A proposed North Carolina law aimed at punishing dealers who supply drugs that lead to overdose deaths is facing pushback from the relatives of people who’ve died due to overdoses in recent years.

Several Republican legislators recently introduced a bill that would a new criminal charge called “death by distribution.”

State Sen. Dan Bishop (R-Mecklenburg) said the idea is to address “a gap” in current law.

Depending on the severity of the crime, the punishment would be similar to voluntary manslaughter or second-degree murder. However, prosecutors would not have to prove intent to kill or malice.

“Chasing the objective here is important,” Bishop said. “Law must respond to it. Government must respond to that challenge, must do so though wisely and carefully.”

Dozens of people came to a Senate committee meeting Tuesday morning to lobby against the bill passing. People who’ve lost friends and relatives to drug overdoses told lawmakers they worry this approach will cause people who witness those overdoses to be reluctant to call 911 out of fear they’ll be prosecuted.
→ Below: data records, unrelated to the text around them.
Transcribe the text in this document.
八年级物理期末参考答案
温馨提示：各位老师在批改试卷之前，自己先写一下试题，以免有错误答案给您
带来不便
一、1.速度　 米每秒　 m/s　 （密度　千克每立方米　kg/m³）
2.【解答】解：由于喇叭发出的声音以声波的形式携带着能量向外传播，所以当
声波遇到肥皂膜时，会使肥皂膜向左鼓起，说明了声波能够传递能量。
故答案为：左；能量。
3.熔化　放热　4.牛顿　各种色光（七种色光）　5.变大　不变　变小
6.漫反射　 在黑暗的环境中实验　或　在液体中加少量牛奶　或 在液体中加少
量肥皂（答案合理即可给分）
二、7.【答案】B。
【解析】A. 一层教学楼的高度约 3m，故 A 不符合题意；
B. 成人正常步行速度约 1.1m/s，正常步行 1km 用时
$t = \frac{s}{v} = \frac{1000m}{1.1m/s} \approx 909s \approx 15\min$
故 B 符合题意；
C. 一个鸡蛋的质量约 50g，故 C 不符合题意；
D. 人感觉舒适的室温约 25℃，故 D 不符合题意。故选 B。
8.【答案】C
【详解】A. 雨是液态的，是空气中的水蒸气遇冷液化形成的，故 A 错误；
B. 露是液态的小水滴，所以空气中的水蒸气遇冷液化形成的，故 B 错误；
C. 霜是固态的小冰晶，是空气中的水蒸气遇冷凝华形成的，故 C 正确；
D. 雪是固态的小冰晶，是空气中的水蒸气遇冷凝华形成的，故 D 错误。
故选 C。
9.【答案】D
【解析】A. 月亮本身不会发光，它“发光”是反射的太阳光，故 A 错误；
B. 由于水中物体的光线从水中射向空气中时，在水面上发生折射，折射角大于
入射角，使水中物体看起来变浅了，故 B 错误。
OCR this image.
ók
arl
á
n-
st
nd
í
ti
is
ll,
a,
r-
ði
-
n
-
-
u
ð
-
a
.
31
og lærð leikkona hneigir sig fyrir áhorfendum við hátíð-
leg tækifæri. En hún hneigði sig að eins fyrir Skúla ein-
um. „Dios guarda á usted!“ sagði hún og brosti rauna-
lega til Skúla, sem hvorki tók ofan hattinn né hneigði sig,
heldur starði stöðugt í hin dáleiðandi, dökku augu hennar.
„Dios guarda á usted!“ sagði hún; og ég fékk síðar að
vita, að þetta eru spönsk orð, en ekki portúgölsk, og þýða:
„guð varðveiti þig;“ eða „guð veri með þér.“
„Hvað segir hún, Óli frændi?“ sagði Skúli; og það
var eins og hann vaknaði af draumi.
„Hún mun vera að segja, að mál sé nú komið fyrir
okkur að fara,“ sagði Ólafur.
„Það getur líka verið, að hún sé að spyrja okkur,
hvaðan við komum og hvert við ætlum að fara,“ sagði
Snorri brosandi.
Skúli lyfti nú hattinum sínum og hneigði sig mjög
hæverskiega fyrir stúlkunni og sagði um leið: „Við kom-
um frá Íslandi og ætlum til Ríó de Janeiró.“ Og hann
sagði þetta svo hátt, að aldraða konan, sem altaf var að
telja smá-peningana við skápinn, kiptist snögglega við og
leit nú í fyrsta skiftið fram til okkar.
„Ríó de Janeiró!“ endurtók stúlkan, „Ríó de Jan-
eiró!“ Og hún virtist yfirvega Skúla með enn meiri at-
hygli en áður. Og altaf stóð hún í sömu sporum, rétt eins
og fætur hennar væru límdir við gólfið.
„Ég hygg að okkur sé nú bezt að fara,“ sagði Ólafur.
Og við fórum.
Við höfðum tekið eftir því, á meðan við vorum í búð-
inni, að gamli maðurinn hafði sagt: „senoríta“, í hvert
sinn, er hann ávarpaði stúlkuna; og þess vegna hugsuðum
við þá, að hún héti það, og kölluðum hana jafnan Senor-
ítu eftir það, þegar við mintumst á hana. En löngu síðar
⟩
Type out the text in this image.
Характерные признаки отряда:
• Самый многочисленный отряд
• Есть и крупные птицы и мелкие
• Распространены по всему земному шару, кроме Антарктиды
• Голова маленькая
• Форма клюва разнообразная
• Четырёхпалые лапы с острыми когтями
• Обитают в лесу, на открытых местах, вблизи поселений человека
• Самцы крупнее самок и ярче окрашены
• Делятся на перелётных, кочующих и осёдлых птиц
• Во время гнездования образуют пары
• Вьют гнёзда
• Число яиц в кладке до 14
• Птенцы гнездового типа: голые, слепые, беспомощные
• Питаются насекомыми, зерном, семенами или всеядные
“It’s not stopping the distribution. It’s punishing someone that’s addicted themselves and need help,” said B.J. Sanders.

Sanders lost her daughter, Shelly, in 2005 to a heroin overdose. She said a man who had recently been released from prison was with her daughter at the time.

“She asked him to shoot her up with heroin. And then he did himself. And, when he woke up, she was unresponsive,” she said. “He knew he’d be put back in prison. And so he ran, and he didn’t contact the police (until) 12 hours later.”

Sanders pushed for state legislators to pass the Good Samaritan Law, which they did in 2013. It provides some protections for people who witness an overdose to report it without being prosecuted. She’s concerned the death by distribution law will undo that.

“And, when we heard this was happening, we feared the worst,” she said, adding she’s concerned the law would have unintended consequences.

Tessie Castillo, with the NC Harm Reduction Coalition, said similar laws in other states have led to friends and family members of overdose victims being prosecuted as dealers.

“They’re going to be exponentially more afraid to call 911 if they’re facing a potential murder charge,” she said. “If people actually hear about the bill on the street, all they’re going to hear is murder charges. And, they don’t know the intricacies or the ins and outs of it.”

Castillo and Sanders urged legislators to scrap the bill altogether.

Sen. Bishop said the bill could be changed in response to some of the concerns raised.

“I hear the concerns of those advocates for the addicted and we want to make sure that that is taken into careful consideration,” he said.

The Senate Judiciary Committee plans to take the bill up again Wednesday at 2 p.m.